Inzwischen gibt es den Flughafen, gedreht werden muss diese Passage deshalb in Lahr. Es ist einer von 23 Tagen. Ein Mammutaufwand für einen Mega-Skandal.

Überhaupt, die Drehorte. Nicht überall ist das TV-Team willkommen. "Wir haben in der Umgebung eine Werkhalle gesucht", erzählt Produktionsleiter Hartwig König vom SWR, schließlich will man einige dieser Maschinen im Film auch zeigen. Doch nicht selten treffen die Verantwortlichen in der Vorbereitung auf verschlossene Türen. "Viele wollen mit dem Fall FlowTex nichts mehr zu tun haben." Der Grund? Die einen kannten Schmider persönlich, andere kennen frühere Mitarbeiter von ihm. Warum sich unnötig Nachfragen einhandeln, wird sich mancher denken.

In der Tat gleicht der Fall FlowTex einem Sinnbild für den Dreiklang von Tarnen, Tricksen, Täuschen. Als die Affäre im Jahr 2000 auffliegt, ahnt noch niemand, welche Dimension von Bestechlichkeit und Betrug sich dahinter verbirgt. Jahrelang haben Schmider und seine Helfer die Banken und Leasinggesellschaften mit der vermeintlichen sensationellen Weltneuheit getäuscht – jenen Horizontalbohrmaschinen, die Rohre und Leitungen verlegen, ohne dass dafür Straßen aufgegraben werden müssen.

Erst die Ermittlungen der Staatsanwaltschaften im In- und Ausland offenbaren die Luftnummern. FlowTex hatte offiziell 3142 Exemplare dieser Bohrmaschinen verkauft, in Wahrheit existierten aber nur 270 Stück. Der Schaden des Schneeballsystems, bei dem mit Krediten weitere Kredite finanziert werden: rund drei Milliarden Euro.

Leben in Luxus: ein Hubschrauber, der vom Anwesen auf dem Turmberg hinunter nach Ettlingen fliegt

Vieles davon sehen die Gläubiger später nie wieder. Manche Bank treibt es an den finanziellen Abgrund, einige Politiker wie den früheren Wirtschaftsminister Walter Döring und Justizministerin Corinna Werwigk-Hertneck (beide FDP) kostet es wegen widersprüchlicher Aussagen zu der Affäre ihr Amt. Schmider hingegen hat sich über Jahre hinweg ein Leben in Luxus gegönnt.

Yachten, Häuser, Flugzeug, teure Gemälde, wertvoller Schmuck, ein Hubschrauber, der ihn die wenigen Kilometer vom Anwesen auf dem Turmberg hinunter nach Ettlingen fliegt, und, und, und. Im Zuge der Dreharbeiten wird auch für Regisseur Stein die gesamte Tragweite dieser Tragödie erst richtig sichtbar: "Bei Schmider war praktisch alles Kulisse, da war nichts dahinter. Denn es herrschte ein Prinzip des Blendens."

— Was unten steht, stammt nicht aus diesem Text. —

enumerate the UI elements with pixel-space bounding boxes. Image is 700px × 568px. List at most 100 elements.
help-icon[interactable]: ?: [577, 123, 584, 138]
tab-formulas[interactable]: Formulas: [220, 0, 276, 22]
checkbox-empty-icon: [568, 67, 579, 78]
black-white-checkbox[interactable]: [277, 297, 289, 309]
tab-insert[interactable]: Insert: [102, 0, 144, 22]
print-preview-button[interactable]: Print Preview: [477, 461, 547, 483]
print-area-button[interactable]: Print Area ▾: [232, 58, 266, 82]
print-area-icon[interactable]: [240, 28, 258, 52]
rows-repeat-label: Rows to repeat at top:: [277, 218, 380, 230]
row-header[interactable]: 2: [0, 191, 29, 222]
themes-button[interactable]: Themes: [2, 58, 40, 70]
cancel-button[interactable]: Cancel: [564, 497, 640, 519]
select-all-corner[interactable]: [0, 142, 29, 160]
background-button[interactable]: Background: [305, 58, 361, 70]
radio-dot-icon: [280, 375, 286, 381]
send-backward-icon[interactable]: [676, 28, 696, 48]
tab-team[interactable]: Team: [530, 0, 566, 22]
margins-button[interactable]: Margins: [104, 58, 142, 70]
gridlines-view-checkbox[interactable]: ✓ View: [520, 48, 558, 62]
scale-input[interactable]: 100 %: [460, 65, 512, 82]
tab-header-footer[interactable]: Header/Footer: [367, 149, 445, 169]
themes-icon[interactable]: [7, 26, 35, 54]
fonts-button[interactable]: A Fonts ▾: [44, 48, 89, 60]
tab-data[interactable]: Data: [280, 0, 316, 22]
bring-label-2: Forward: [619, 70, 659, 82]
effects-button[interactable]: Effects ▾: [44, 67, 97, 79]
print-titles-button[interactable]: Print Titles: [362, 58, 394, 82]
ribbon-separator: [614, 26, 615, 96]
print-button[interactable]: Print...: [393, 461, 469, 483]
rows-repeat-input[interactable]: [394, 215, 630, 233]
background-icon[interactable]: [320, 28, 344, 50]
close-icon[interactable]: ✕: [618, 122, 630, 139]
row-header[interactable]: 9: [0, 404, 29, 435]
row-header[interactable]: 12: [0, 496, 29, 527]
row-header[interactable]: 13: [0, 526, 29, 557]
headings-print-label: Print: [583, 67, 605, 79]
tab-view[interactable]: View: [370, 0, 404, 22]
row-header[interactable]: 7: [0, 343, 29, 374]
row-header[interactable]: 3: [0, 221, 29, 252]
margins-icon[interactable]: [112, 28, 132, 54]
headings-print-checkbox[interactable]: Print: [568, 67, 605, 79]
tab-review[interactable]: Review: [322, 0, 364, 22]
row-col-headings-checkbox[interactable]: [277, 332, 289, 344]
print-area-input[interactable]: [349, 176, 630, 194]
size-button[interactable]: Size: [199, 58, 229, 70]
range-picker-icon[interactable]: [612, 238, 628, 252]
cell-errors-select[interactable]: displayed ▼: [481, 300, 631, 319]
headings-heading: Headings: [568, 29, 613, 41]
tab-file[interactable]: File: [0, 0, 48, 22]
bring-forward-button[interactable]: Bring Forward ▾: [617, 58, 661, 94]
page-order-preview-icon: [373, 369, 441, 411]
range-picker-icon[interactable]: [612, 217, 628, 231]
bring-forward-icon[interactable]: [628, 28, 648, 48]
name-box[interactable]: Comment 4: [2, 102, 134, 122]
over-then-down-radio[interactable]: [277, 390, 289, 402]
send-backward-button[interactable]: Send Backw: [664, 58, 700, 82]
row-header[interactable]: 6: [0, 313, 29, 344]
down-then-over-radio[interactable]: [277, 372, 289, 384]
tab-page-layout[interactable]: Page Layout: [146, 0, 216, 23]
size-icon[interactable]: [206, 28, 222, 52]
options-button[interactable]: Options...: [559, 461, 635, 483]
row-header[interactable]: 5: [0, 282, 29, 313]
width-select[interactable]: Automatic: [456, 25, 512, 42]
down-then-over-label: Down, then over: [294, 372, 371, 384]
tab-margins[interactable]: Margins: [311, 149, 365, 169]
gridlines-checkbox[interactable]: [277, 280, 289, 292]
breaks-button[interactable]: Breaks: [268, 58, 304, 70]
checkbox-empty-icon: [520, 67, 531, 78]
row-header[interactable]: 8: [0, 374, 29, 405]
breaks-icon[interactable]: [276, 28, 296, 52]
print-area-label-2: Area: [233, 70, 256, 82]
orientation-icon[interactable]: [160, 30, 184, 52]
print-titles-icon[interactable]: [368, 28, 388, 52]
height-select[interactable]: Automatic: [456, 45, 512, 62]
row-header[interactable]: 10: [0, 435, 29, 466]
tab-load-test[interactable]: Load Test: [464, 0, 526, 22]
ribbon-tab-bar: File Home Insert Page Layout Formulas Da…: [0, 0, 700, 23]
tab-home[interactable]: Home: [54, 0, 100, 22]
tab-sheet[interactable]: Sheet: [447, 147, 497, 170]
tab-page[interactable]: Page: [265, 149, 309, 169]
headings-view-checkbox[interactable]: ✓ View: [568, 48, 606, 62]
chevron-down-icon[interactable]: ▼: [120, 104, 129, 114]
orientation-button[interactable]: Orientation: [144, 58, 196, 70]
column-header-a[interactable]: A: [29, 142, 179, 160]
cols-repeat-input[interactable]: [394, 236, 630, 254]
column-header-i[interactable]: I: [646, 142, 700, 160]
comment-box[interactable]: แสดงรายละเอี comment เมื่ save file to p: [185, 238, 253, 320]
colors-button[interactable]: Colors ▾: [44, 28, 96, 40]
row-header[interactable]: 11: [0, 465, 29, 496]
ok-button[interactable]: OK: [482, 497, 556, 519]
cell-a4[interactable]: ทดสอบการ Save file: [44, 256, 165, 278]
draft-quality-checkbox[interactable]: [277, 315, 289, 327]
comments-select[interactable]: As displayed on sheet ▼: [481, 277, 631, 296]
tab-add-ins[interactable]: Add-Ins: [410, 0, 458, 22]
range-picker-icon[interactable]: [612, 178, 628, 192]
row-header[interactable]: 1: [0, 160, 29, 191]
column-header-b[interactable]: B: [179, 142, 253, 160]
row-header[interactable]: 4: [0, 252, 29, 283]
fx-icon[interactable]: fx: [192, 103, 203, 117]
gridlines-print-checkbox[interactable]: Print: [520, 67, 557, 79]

Der 90-minütige Film wird dieses Sittengemälde aufzeichnen. Mit allen Konsequenzen. Gerade auch für Schmider, der einst zu elfeinhalb Jahren Gefängnis verurteilt wurde, dann vorzeitig frei kam, jüngst aber erneut in einem Folgeprozess über den Verbleib mancher Luxusgüter zu einer Haftstrafe verurteilt wurde.

Vieles davon ist erledigt, manches wird der Film – Ausstrahlung wahrscheinlich Ende 2017 – in Erinnerung rufen. Dann aber wird in Ettlingen von FlowTex nichts mehr zu sehen sein. Der Schriftzug auf dem Dach, das Firmenlogo an den Bürotüren, die Overalls für die Mitarbeiter, die Fahrzeuge von damals, alles wird wieder abgebaut sein. Es war ja nur ein Film.